Is Azure capacity this constraind or am I doing it wrong?


I'm working with AWS for many years, and currently I'm working in product with suppose to be cloud agnostic.

I started with AWS and now it's time to spin up it into Azure (because many enterprises using azure for some reason).

I started in US EAST region in azure and at beginning I had an issue with Postgres Flexible, raised a support ticket, and in the result they recommended me to move to another region. The overall conversation to say this takes about 1 day.

I've moved to US EAST 2, and after AKS deployment I stuck with vCPU (Standard Dasv7 Family vCPUs) quote (100) and here we go again... They send me the same message template as they do for previous ticket...

> ... > Your ask for quota has been reviewed and backlogged at this time. It will be reviewed again when additional capacity becomes available. We do not have an ETA for when your request can be fulfilled but please be assured that we will continue working on it and update you as soon as we have more details to share and/or process the request. > ...

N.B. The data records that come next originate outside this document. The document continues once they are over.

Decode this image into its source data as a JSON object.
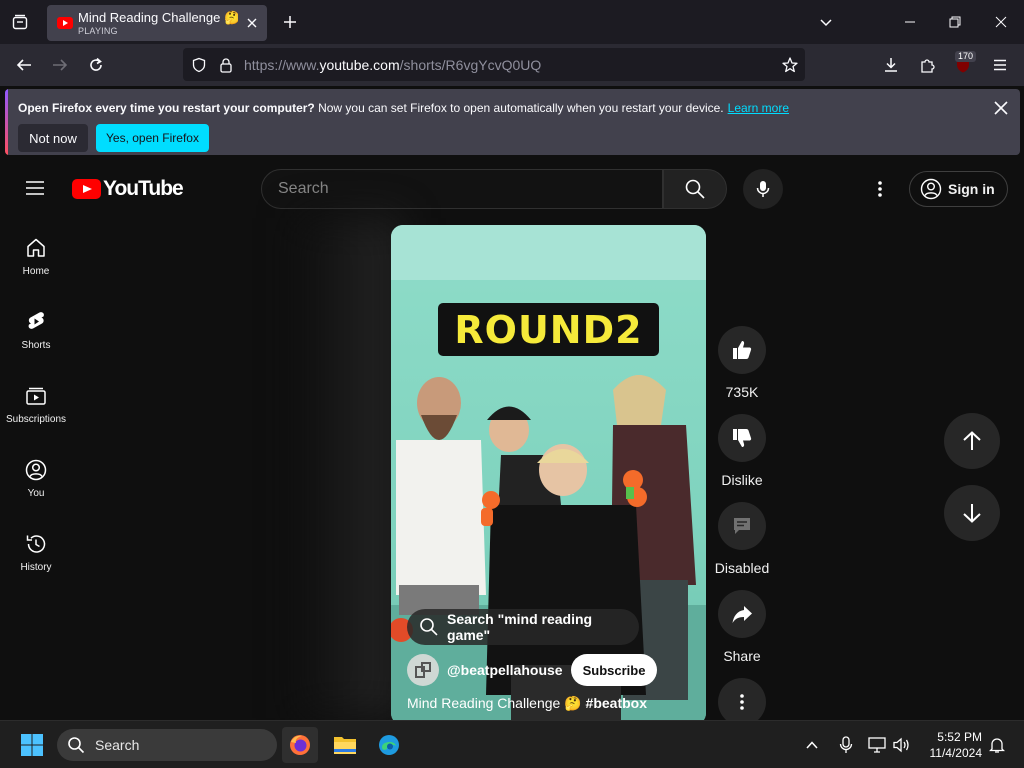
{
  "browser": {
    "tab": {
      "title": "Mind Reading Challenge 🤔 #beatbox",
      "status": "PLAYING"
    },
    "url": {
      "prefix": "https://www.",
      "host": "youtube.com",
      "path": "/shorts/R6vgYcvQ0UQ"
    },
    "extension_badge": "170",
    "notification": {
      "title": "Open Firefox every time you restart your computer?",
      "body": "Now you can set Firefox to open automatically when you restart your device.",
      "link": "Learn more",
      "not_now": "Not now",
      "yes": "Yes, open Firefox"
    }
  },
  "youtube": {
    "logo_text": "YouTube",
    "search_placeholder": "Search",
    "sign_in": "Sign in",
    "sidebar": [
      {
        "label": "Home",
        "icon": "home-icon"
      },
      {
        "label": "Shorts",
        "icon": "shorts-icon"
      },
      {
        "label": "Subscriptions",
        "icon": "subscriptions-icon"
      },
      {
        "label": "You",
        "icon": "you-icon"
      },
      {
        "label": "History",
        "icon": "history-icon"
      }
    ],
    "short": {
      "overlay_text": "ROUND2",
      "search_chip": "Search \"mind reading game\"",
      "channel": "@beatpellahouse",
      "subscribe": "Subscribe",
      "title": "Mind Reading Challenge 🤔",
      "hashtag": "#beatbox"
    },
    "actions": {
      "like": "735K",
      "dislike": "Dislike",
      "comments": "Disabled",
      "share": "Share"
    }
  },
  "taskbar": {
    "search": "Search",
    "time": "5:52 PM",
    "date": "11/4/2024"
  }
}
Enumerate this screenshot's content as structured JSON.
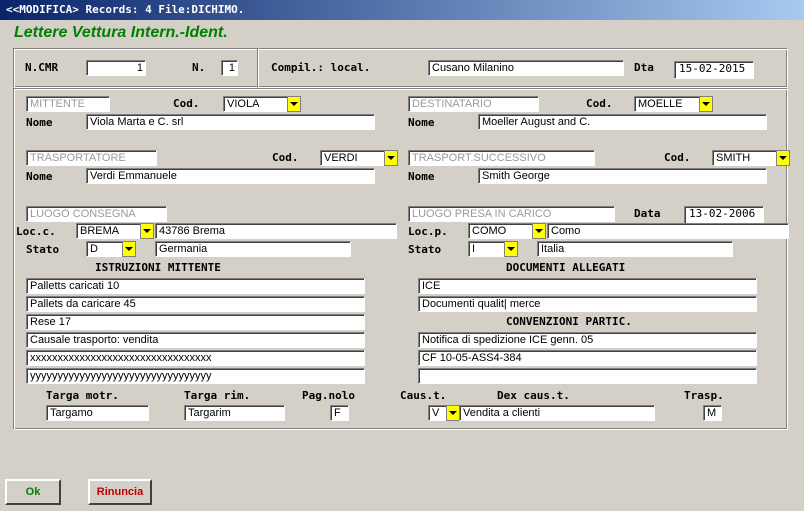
{
  "window": {
    "title": "<<MODIFICA> Records: 4 File:DICHIMO."
  },
  "app_title": "Lettere Vettura Intern.-Ident.",
  "header": {
    "ncmr_label": "N.CMR",
    "ncmr_value": "1",
    "n_label": "N.",
    "n_value": "1",
    "compil_label": "Compil.: local.",
    "compil_value": "Cusano Milanino",
    "dta_label": "Dta",
    "dta_value": "15-02-2015"
  },
  "mittente": {
    "placeholder": "MITTENTE",
    "cod_label": "Cod.",
    "cod": "VIOLA",
    "nome_label": "Nome",
    "nome": "Viola Marta e C. srl"
  },
  "destinatario": {
    "placeholder": "DESTINATARIO",
    "cod_label": "Cod.",
    "cod": "MOELLE",
    "nome_label": "Nome",
    "nome": "Moeller August and C."
  },
  "trasportatore": {
    "placeholder": "TRASPORTATORE",
    "cod_label": "Cod.",
    "cod": "VERDI",
    "nome_label": "Nome",
    "nome": "Verdi Emmanuele"
  },
  "trasp_successivo": {
    "placeholder": "TRASPORT.SUCCESSIVO",
    "cod_label": "Cod.",
    "cod": "SMITH",
    "nome_label": "Nome",
    "nome": "Smith George"
  },
  "consegna": {
    "placeholder": "LUOGO CONSEGNA",
    "loc_label": "Loc.c.",
    "loc_code": "BREMA",
    "loc_desc": "43786 Brema",
    "stato_label": "Stato",
    "stato_code": "D",
    "stato_desc": "Germania"
  },
  "presa": {
    "placeholder": "LUOGO PRESA IN CARICO",
    "data_label": "Data",
    "data_value": "13-02-2006",
    "loc_label": "Loc.p.",
    "loc_code": "COMO",
    "loc_desc": "Como",
    "stato_label": "Stato",
    "stato_code": "I",
    "stato_desc": "Italia"
  },
  "istruzioni": {
    "heading": "ISTRUZIONI MITTENTE",
    "lines": [
      "Palletts caricati 10",
      "Pallets da caricare 45",
      "Rese  17",
      "Causale trasporto: vendita",
      "xxxxxxxxxxxxxxxxxxxxxxxxxxxxxxxxx",
      "yyyyyyyyyyyyyyyyyyyyyyyyyyyyyyyyy"
    ]
  },
  "documenti": {
    "heading": "DOCUMENTI ALLEGATI",
    "lines": [
      "ICE",
      "Documenti qualit| merce"
    ]
  },
  "convenzioni": {
    "heading": "CONVENZIONI PARTIC.",
    "lines": [
      "Notifica di spedizione ICE genn. 05",
      "CF  10-05-ASS4-384",
      ""
    ]
  },
  "footer": {
    "targa_motr_label": "Targa motr.",
    "targa_motr": "Targamo",
    "targa_rim_label": "Targa rim.",
    "targa_rim": "Targarim",
    "pagnolo_label": "Pag.nolo",
    "pagnolo": "F",
    "caust_label": "Caus.t.",
    "caust": "V",
    "dex_label": "Dex caus.t.",
    "dex": "Vendita a clienti",
    "trasp_label": "Trasp.",
    "trasp": "M"
  },
  "buttons": {
    "ok": "Ok",
    "cancel": "Rinuncia"
  },
  "colors": {
    "accent_yellow": "#ffff00",
    "title_green": "#008000",
    "cancel_red": "#c00000",
    "titlebar_blue": "#0a246a"
  }
}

I'm already waiting for more then 1 day, and there is no responses from their support.

Long Story Short: Because I don't want to wait for days, weeks and months to be able to test infrastructure on Azure. If it will be my decision I just stop and forget about this nightmare. Please suggest the regions and instance types with which I will not have issues.


  👤 wmhmccarty Accepted Answer ✓
I believe it is well known that Azure East US has capacity issues, and particularly with regards to Postgres instances for some reason. People I know are looking to move workloads to one of the central US regions ("North Central US", "South Central US", ...) as an alternative to East US. I believe this is based on a direct recommendation from Microsoft.

👤 cjcampbell
I’ve also run into various capacity issues in each US region I have worked in. East US 2 has been least constrained for me, but I recall that I was still bouncing around between VM instance types to find one that worked last time I deployed fresh.

👤 beaviskhan
Newer generation SKUs (which that one is) are often in short supply. I have plenty of bad things to say about Azure, but I've never had trouble getting capacity older than bleeding edge in eastus2 and centralus regions, at least.

👤 bob1029
I've always had capacity/quota issues with Azure compute. I would never pick them as my primary vendor. They're great at some cloud stuff (AAD/EntraID/Office/MDM), but everything else is a really bad time. Using AWS & Azure together is generally the best path.

Setting up federated access into AWS via Azure is good way to make this not suck. You can put a VPN between Azure and AWS and it almost feels like one cloud. You can spin up EC2 machines and have them talk to your private resources in Azure (and vice versa, I suppose).